あとはエージェントが、指定の Teams のチャネルに通知を送れるような設定を追加します。そして、先ほどトリガーで指定した条件に合ったメールを指定のユーザーに送ります。以下のような架空の会議日程調整メールを指定のユーザーに送ってみます。
※Teams のチャネルに通知を送る設定については本記事では割愛しますが、今後そのような記事も執筆する予定です。
送った後に Teams を確認してみるとエージェントから以下のような通知が届いていました。メールの内容をエージェントが理解して、要約をしてくれています。
これが自律エージェントの一例となります。何かのアクションをトリガーとして、起動し、タスクを実行します。
ここでは簡単な一例を紹介しましたが、さらに複雑なフローをこなすことも可能です。
例えば、以下のような問い合わせの過程を自動化するエージェントも作成することができます。
問い合わせで使う Forms が投稿された際に、エージェントが以下の事象を自律的に実行します。
概略図
Forms の内容
Outlook 回答案メール送信内容の一部
Dataverse に問い合わせ内容と回答案を自動保存
Copilot Studio のトリガーにはさまざまな種類が存在するので、自身の業務にあったトリガーを選んで、Copilot Studio でエージェントの構築を行っていきましょう。
今回は Microsoft 社が提供するエージェント構築プラットフォームである Copilot Studio の自律エージェントが動作するための仕組みである「イベントトリガー」について紹介しました。

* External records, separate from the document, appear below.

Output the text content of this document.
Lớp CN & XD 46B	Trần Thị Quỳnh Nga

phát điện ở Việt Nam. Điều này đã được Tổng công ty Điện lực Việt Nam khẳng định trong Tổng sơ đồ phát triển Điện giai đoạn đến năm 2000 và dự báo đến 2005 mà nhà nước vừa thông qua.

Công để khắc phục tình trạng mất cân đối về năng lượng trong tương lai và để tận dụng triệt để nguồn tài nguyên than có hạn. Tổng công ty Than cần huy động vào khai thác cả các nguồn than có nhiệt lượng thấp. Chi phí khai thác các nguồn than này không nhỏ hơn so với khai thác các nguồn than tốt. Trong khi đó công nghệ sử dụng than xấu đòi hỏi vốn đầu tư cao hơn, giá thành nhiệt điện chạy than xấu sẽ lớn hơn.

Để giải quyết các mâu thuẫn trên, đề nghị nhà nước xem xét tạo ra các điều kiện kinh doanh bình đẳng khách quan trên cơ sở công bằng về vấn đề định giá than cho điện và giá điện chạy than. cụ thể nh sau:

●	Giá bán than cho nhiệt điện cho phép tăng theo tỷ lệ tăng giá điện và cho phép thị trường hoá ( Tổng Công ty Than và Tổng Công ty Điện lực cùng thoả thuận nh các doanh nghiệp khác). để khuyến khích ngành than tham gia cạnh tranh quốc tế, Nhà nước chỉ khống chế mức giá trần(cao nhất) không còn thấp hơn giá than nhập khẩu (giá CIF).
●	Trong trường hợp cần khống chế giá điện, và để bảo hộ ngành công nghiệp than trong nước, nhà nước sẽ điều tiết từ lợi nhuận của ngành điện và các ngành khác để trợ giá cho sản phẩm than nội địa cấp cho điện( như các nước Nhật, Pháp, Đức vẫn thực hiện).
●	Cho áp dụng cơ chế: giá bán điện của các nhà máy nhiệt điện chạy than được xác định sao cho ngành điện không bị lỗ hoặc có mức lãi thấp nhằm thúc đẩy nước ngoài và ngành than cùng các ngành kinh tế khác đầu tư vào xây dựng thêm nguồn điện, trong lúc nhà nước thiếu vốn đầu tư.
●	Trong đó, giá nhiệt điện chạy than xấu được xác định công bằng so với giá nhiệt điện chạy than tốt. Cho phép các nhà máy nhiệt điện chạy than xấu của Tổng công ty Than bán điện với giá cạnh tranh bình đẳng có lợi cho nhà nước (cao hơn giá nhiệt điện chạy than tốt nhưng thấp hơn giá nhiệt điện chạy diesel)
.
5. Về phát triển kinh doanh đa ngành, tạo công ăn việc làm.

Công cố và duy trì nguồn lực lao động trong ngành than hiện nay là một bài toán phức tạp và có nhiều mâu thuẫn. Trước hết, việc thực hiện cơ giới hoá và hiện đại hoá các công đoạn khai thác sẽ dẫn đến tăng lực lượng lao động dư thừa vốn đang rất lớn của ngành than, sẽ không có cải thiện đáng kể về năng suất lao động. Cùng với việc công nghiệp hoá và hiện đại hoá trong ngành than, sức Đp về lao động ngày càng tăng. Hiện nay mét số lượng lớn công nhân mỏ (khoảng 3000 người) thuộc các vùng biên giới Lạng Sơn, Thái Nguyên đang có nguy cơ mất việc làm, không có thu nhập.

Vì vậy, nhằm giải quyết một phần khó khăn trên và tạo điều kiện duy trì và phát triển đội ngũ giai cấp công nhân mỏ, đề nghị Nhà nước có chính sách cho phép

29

自律エージェントとは、従来のようなチャットベースで動作するのではなく、人間が行っている複雑な業務をエージェント自身が「自律的に」こなしてくれる存在です。自律エージェントを構築するためにはエージェントが行動を起こすきっかけとなる「トリガー」を設定する必要があります。そのトリガーとエージェントが動作する過程を設定することで、エージェントは「自律的に」動くことが可能となります。これからエージェントを構築する方は、ぜひこの機能もエージェントに組み込んでみてください。エージェントが自律的に考えて、タスクを実行できるようになれば、人間の業務の負担が軽くなり、より創造的で価値のある業務にリソースを集中できるようになり、組織全体の生産性の底上げの手助けをしてくれると思います。
「自律エージェントって何?」、「他のエージェントとどう違うの?何ができるの?」という方々に、この記事が参考になれば幸いです。